Jane stepped over and whispered in Harriet's ear, the others regarding the proceeding with puzzled expressions on their faces. Harriet's face broke out into a ripple of smiles.
"I am caught red-handed," she said. "It seems that I am not the only light sleeper in the Meadow-Brook camp. Jane chanced to observe something that I did last night. She has known it all along. She hinted at it this morning, and I suspected that she knew more than she had told us."
"But, my dear, we are all in the dark," reminded the Chief Guardian. "Won't you be good enough to explain this mystery? Surely you can do so in a way that will make it clear to us. Two men, a box and a boat and goodness knows what else, here on this lonely part of the coast."

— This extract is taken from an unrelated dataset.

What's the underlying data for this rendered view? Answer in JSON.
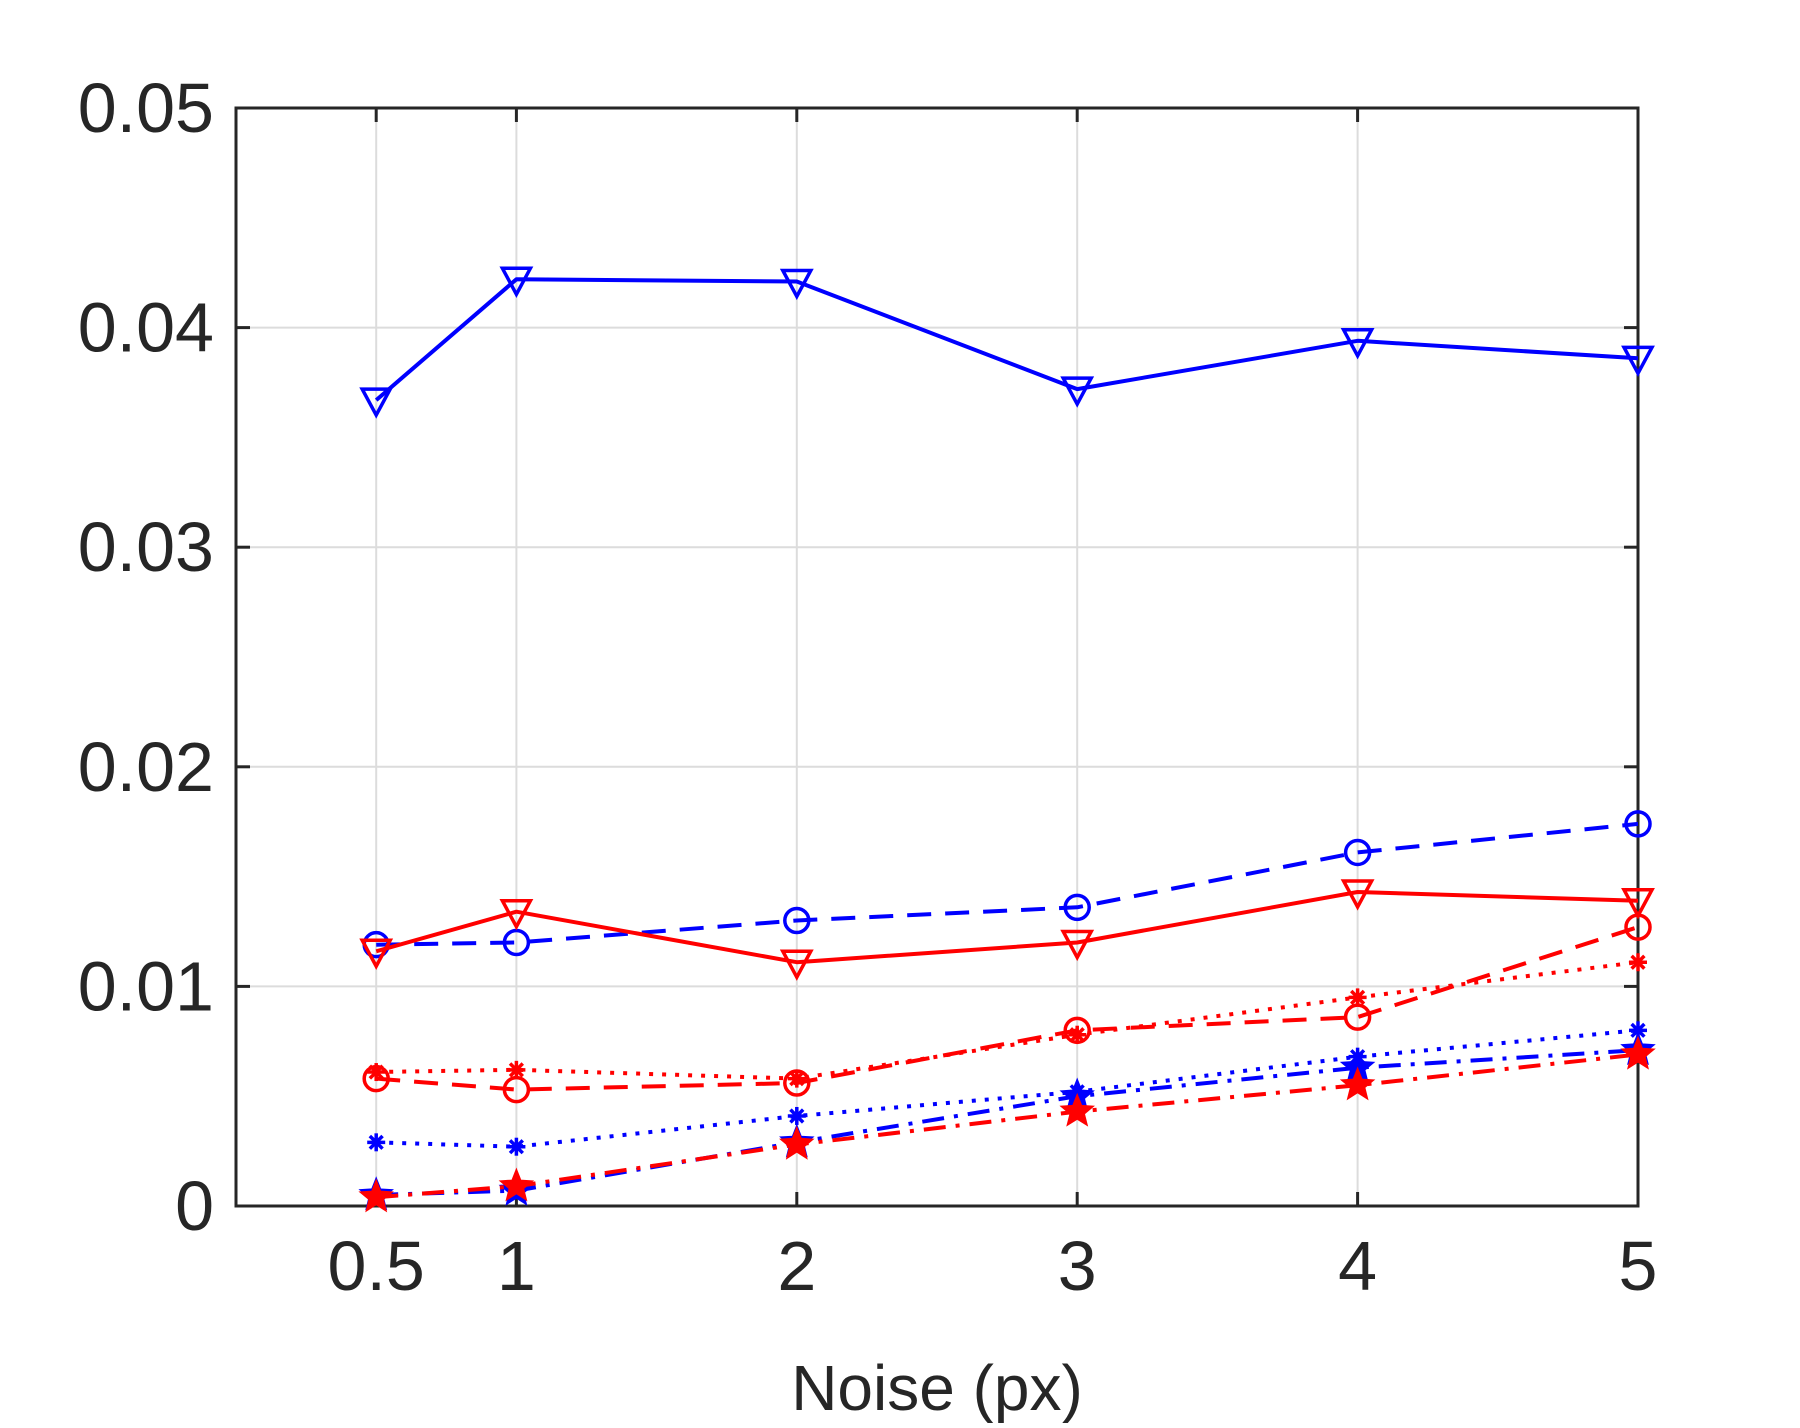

"I was suddenly awakened last night," began Harriet without preliminary remarks. "A boat sailed into the bay close to shore and came to anchor. Then a small boat put off. Two men were in it. They came ashore with a heavy box, started down the bar, then back to the beach after I had met and stopped them. Tommy has told you the truth about their further movements."
"Wait a moment. You stopped them, you say?" questioned Mrs. Livingston.
"Yes. I didn't want them to get near the cabin and disturb our party. According to their story they had made a mistake. They had some supplies for a friend of theirs who was on a fishing trip somewhere up the coast."
"You believed that to be the case, then?"